Defined benefit pension funds, which guarantee a fixed pension at retirement, regardless of how well or poorly investments have performed, ran into trouble during the bond crisis. As it turned out, they relied heavily on LDI hedges, holding government bonds as collateral. When the value of government bonds plummeted after Liz Truss-Kwazi Kwarteng’s disastrous mini-budget, pension managers were forced to sell their holdings in a hurry to raise money. This drove the value of bonds further down, creating a “doom loop”.
Within days, the Bank of England had to step in with an emergency £65bn bond-buying program to prevent a large number of LDI funds from going bankrupt.
John Ralfe, an independent advisor and pensions expert who formerly managed the Boots pension plan, said he was concerned about how much leverage – actually borrowing – was being used by pension plans as part of their LDI strategies.
UK rules prohibit pension schemes from borrowing money to fund investments, but experts such as Ralfe and Henry Tapper, executive chairman at Agewage, have said LDI hedging schemes are the same as borrowing.
“Pension funds are not allowed to borrow money, and leverage is borrowing in my mind,” Tapper told MPs. “There is a difference between matching your assets and liabilities, which is hedging, and leveraged LDI, which is pure speculation.
“What has absolutely shocked me in what we’ve seen over the past few weeks is… hidden leverage,” he explained, referring to levels of borrowing that wouldn’t otherwise show up on retirement plans or corporate balance sheets.
“I don’t think it was common knowledge. If you look at all the information produced by the Pension Supervisor and the Pension Protection Fund … there is nothing,” said Ralfe. “If you look at individual company accounts, there is nothing there. So it was hidden.”
Iain Clacher, a professor at Leeds University’s business school, also blamed leveraged LDI schemes for the collapse of the bond market.
“If you just look at the asset side, based on the calculations that myself and Con [Keating] have done, we estimate that somewhere around £500 billion is probably missing. And this is not a paper loss. This is a real loss because pension funds sold assets to meet the collateral deposits,” Clacher said.
And while the pensions regulator has admitted to encouraging the use of hedging strategies, including LDI, experts told MPs on Wednesday that watchdogs had failed to spot the systemic risks associated with their widespread use.
The pension regulator launched an investigation into the use of LDI after the Bank of England drew attention to the schemes in its 2018 financial stability report.

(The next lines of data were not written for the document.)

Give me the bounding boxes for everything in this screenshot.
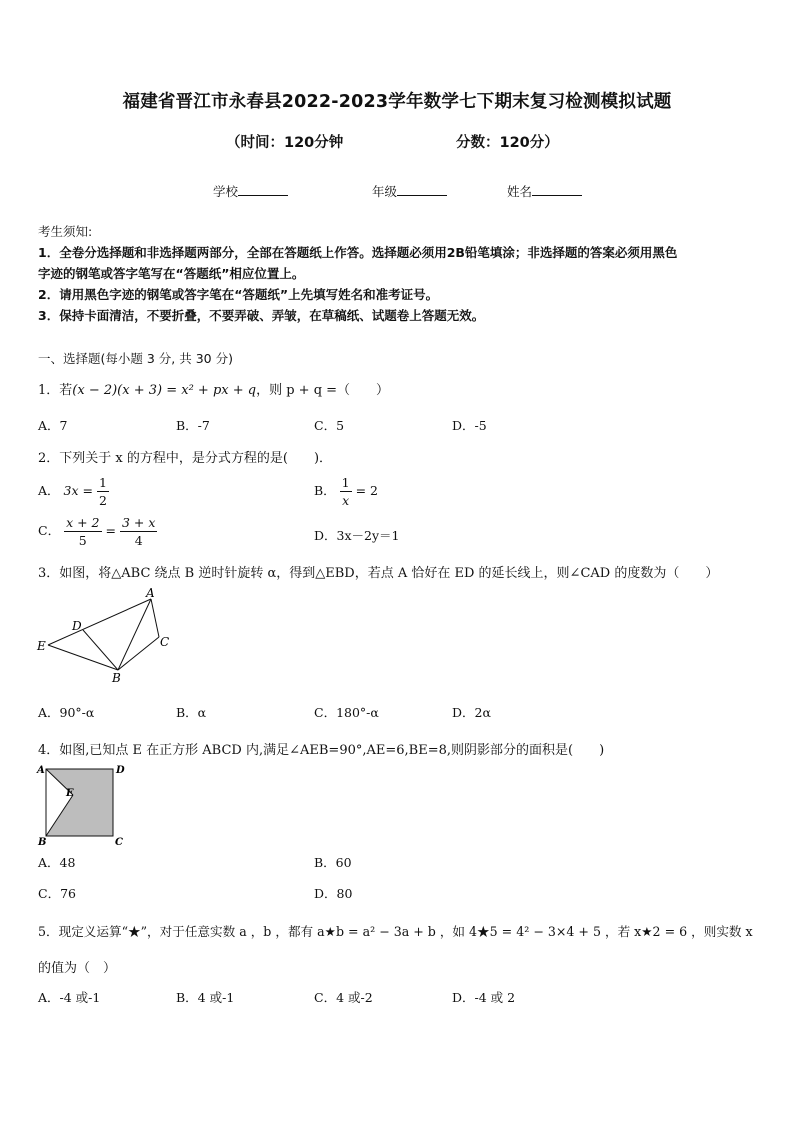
q4-square-figure [36, 762, 132, 848]
q3-option-a[interactable]: A．90°-α [38, 705, 95, 720]
notice-item-3: 3．保持卡面清洁，不要折叠，不要弄破、弄皱，在草稿纸、试题卷上答题无效。 [38, 308, 485, 323]
question-5-stem-cont: 的值为（ ） [38, 961, 117, 976]
q2-a-fraction: $\frac{1}{2}$ [98, 475, 107, 508]
notice-item-2: 2．请用黑色字迹的钢笔或答字笔在“答题纸”上先填写姓名和准考证号。 [38, 287, 439, 302]
exam-score: 分数：120分） [456, 135, 559, 151]
q2-option-b[interactable]: B． $\frac{1}{x}$ = 2 [314, 475, 379, 508]
q3-triangle-figure [32, 584, 182, 688]
notice-item-1-cont: 字迹的钢笔或答字笔写在“答题纸”相应位置上。 [38, 266, 305, 281]
school-blank[interactable] [238, 183, 288, 196]
q1-option-d[interactable]: D．-5 [452, 418, 487, 433]
q5-option-a[interactable]: A．-4 或-1 [38, 990, 101, 1005]
grade-blank[interactable] [397, 183, 447, 196]
name-blank[interactable] [532, 183, 582, 196]
label-d: D [72, 619, 82, 633]
exam-time: （时间：120分钟 [226, 135, 344, 151]
q4-option-a[interactable]: A．48 [38, 855, 76, 870]
grade-field: 年级 [372, 182, 447, 200]
label-b: B [112, 671, 121, 685]
notice-heading: 考生须知: [38, 224, 93, 239]
question-1-stem: 1．若(x − 2)(x + 3) = x² + px + q，则 p + q =（ ） [38, 383, 390, 398]
name-field: 姓名 [507, 182, 582, 200]
q5-option-c[interactable]: C．4 或-2 [314, 990, 373, 1005]
label-a: A [146, 586, 155, 600]
label-e: E [66, 788, 74, 799]
question-1-math: (x − 2)(x + 3) = x² + px + q [72, 383, 257, 398]
notice-item-1: 1．全卷分选择题和非选择题两部分，全部在答题纸上作答。选择题必须用2B铅笔填涂；非选择题的答案必须用黑色 [38, 245, 678, 260]
q4-option-c[interactable]: C．76 [38, 886, 76, 901]
question-5-stem: 5．现定义运算“★”，对于任意实数 a ，b ，都有 a★b = a² − 3a + b ，如 4★5 = 4² − 3×4 + 5 ，若 x★2 = 6 ，则实数 x [38, 924, 753, 939]
q5-option-b[interactable]: B．4 或-1 [176, 990, 235, 1005]
label-b: B [38, 837, 47, 848]
school-field: 学校 [213, 182, 288, 200]
page-title: 福建省晋江市永春县2022-2023学年数学七下期末复习检测模拟试题 [122, 92, 672, 112]
label-c: C [115, 837, 123, 848]
line-cb [118, 637, 159, 670]
q4-option-d[interactable]: D．80 [314, 886, 353, 901]
q2-option-c[interactable]: C． $\frac{x + 2}{5}$ = $\frac{3 + x}{4}$ [38, 515, 156, 548]
line-ac [151, 599, 159, 637]
q1-option-c[interactable]: C．5 [314, 418, 345, 433]
label-c: C [160, 635, 170, 649]
q4-option-b[interactable]: B．60 [314, 855, 352, 870]
q2-option-d[interactable]: D．3x－2y＝1 [314, 528, 400, 543]
label-a: A [37, 765, 45, 776]
q2-c-fraction-2: $\frac{3 + x}{4}$ [121, 515, 156, 548]
section-heading: 一、选择题(每小题 3 分, 共 30 分) [38, 351, 233, 366]
label-d: D [116, 765, 125, 776]
q3-option-c[interactable]: C．180°-α [314, 705, 379, 720]
q2-option-a[interactable]: A． 3x = $\frac{1}{2}$ [38, 475, 107, 508]
question-4-stem: 4．如图,已知点 E 在正方形 ABCD 内,满足∠AEB=90°,AE=6,BE=8,则阴影部分的面积是( ) [38, 743, 605, 758]
line-ab [118, 599, 151, 670]
question-2-stem: 2．下列关于 x 的方程中，是分式方程的是( )． [38, 451, 333, 466]
q1-option-a[interactable]: A．7 [38, 418, 68, 433]
label-e: E [37, 639, 46, 653]
question-3-stem: 3．如图，将△ABC 绕点 B 逆时针旋转 α，得到△EBD，若点 A 恰好在 ED 的延长线上，则∠CAD 的度数为（ ） [38, 566, 719, 581]
q2-b-fraction: $\frac{1}{x}$ [341, 475, 350, 508]
q3-option-b[interactable]: B．α [176, 705, 207, 720]
line-ea [48, 599, 151, 645]
q2-c-fraction-1: $\frac{x + 2}{5}$ [66, 515, 100, 548]
q5-option-d[interactable]: D．-4 或 2 [452, 990, 516, 1005]
q1-option-b[interactable]: B．-7 [176, 418, 210, 433]
q3-option-d[interactable]: D．2α [452, 705, 491, 720]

However, experts have said that the regulator has not properly understood the systemic risks created.
“Most importantly, there is no single numerical risk assessment in it anywhere [pension regulator] report,” said Con Keating, head of research at Brighton Rock Group.
According to the Pension Supervisor, approximately 60% of pension schemes use LDI.
Keating added that the regulator was aware of the risks before the market collapse in September and claimed the crisis was “completely predictable”, contradicting claims by watchdogs including the Financial Conduct Authority, which have also appeared before parliamentary committees in recent weeks.
However, Jonathan Camfield, a partner at Lane, Clark & Peacock defended the use of LDI, telling MPs that leverage was an important part of making sure company pension schemes could pay retirees.
He said that while leverage carried systemic risks and LDI required “some better management” going forward, these strategies were an “efficient” way to hedge against interest rate movements and inflation.
“LDI will have been a success for schemes that have been in LDI [in the] in the meantime,” he said.
The Pension Supervisor declined to comment.